About a year ago, I made a wistful plea for Amazon’s Whispersync technology, which keeps your place in an eBook synchronised over multiple devices, to be extended to other formats, particularly audiobooks.
I wasn’t being all that serious at the time. Obviously you can’t extend Whispersync to print books, even in principle, but even synching eBooks and audiobooks sounds like a tough technological challenge. All the same, there must be some interest in the idea because my earlier post seems to be getting a fair few hits via search engines.
So I got to thinking … is eBook to audiobook Whyspersinc remotely feasible? Now Amazon do own Audible.com so any solution would be entirely in house. I have no idea whether they have done any work on it, but essentially the problem is one of mapping position within a file.
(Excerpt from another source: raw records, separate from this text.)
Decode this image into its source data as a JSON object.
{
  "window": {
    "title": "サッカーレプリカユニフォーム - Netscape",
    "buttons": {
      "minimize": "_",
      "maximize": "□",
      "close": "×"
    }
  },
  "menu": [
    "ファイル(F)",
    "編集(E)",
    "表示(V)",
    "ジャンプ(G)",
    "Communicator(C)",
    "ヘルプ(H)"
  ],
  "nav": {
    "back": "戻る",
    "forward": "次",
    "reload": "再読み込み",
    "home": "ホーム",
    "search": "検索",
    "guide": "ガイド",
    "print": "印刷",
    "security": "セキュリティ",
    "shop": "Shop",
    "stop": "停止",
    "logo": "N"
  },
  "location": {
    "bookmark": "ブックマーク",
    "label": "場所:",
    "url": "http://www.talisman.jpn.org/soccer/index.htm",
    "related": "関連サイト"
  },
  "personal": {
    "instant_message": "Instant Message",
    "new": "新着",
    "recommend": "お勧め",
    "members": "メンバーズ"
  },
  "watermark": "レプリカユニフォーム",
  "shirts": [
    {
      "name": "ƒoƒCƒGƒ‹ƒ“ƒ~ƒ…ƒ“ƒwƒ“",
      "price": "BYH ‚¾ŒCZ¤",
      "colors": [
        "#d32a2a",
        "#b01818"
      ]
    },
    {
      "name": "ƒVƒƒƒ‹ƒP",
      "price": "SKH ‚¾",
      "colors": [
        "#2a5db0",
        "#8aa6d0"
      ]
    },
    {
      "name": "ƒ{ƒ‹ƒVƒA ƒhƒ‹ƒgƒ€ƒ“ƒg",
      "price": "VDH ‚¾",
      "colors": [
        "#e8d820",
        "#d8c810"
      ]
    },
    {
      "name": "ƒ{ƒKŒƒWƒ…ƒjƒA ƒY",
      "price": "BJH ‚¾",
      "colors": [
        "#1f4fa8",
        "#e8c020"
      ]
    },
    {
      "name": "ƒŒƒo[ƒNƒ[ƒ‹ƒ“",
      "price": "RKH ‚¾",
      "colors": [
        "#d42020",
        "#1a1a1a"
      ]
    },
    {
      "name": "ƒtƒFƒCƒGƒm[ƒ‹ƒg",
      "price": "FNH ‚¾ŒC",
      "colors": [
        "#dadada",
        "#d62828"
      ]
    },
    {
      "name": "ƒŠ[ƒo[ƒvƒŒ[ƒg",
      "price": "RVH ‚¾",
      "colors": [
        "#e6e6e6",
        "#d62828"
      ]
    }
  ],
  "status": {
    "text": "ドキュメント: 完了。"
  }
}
Amazon eBooks (mobi format) denote your place in a book by “locations” which do not, in general, correspond to the pages in the original print version (if any). A “location” marks the start of a short passage of text and you might typically have several “locations” to an original page of print. But you can’t specify your place down to the level of an individual word of the text.
Audiobooks are different. They come in audio files with a known playback time expressed in hours minutes and seconds. Your place is expressed as a number of hours, minutes and seconds listening time into that file and it could correspond to halfway through a word.
Amazon would have to map eBook “locations” to the start of the corresponding block of recorded words in the audiobook. They could try to do this perfectly or settle for something approximate. If the latter, they could just divide the overall audiobook playing time (adding up multiple Audible files for a large book that has to be split up) by the number of “locations” in the eBook, to get a number of minutes and seconds per “location”. Getting from place in eBook to place in audiobook then boils down to application of a simple mathematical formula.
It could go wrong though. What about long fantasy books with masses of appendices? The latter are usually included in eBooks but left out of audiobooks, so the formula would in general produce an incorrect result. Even if you could detect and adjust for appendices, the simple formula would fall foul of other distorting factors, such as variations in the narrator’s speed, sections of denser or sparser text, etc.
A more accurate solution would require human intervention. That means someone listening to the audiobook while looking at the eBook and building up a table of “locations” and corresponding timing points in the audiobook. Very time consuming and very expensive. Who would pay for it? Maybe audio to text transcription is at the level that this matching and mapping exercise could be automated. I wouldn’t rule it out but can see issues, for example automated mapping might struggle with weird character or place names. Some human intervention might still be required to resolve “queries” raised by the automated system, and to deal with those pesky appendices where applicable.
And there are other practical questions. What if the user is reading a book which is spread over several audiobook files and his/her place in the eBook corresponds to an as yet undownloaded audiobook file, or one of those wretched appendices? Not the end of the world, the user would have to be presented with an error message, but clearly there are a number of details that have to be thought about and planned for.
Will we ever see this? I think we will, but it may not happen for a while and may not be perfect when we get it.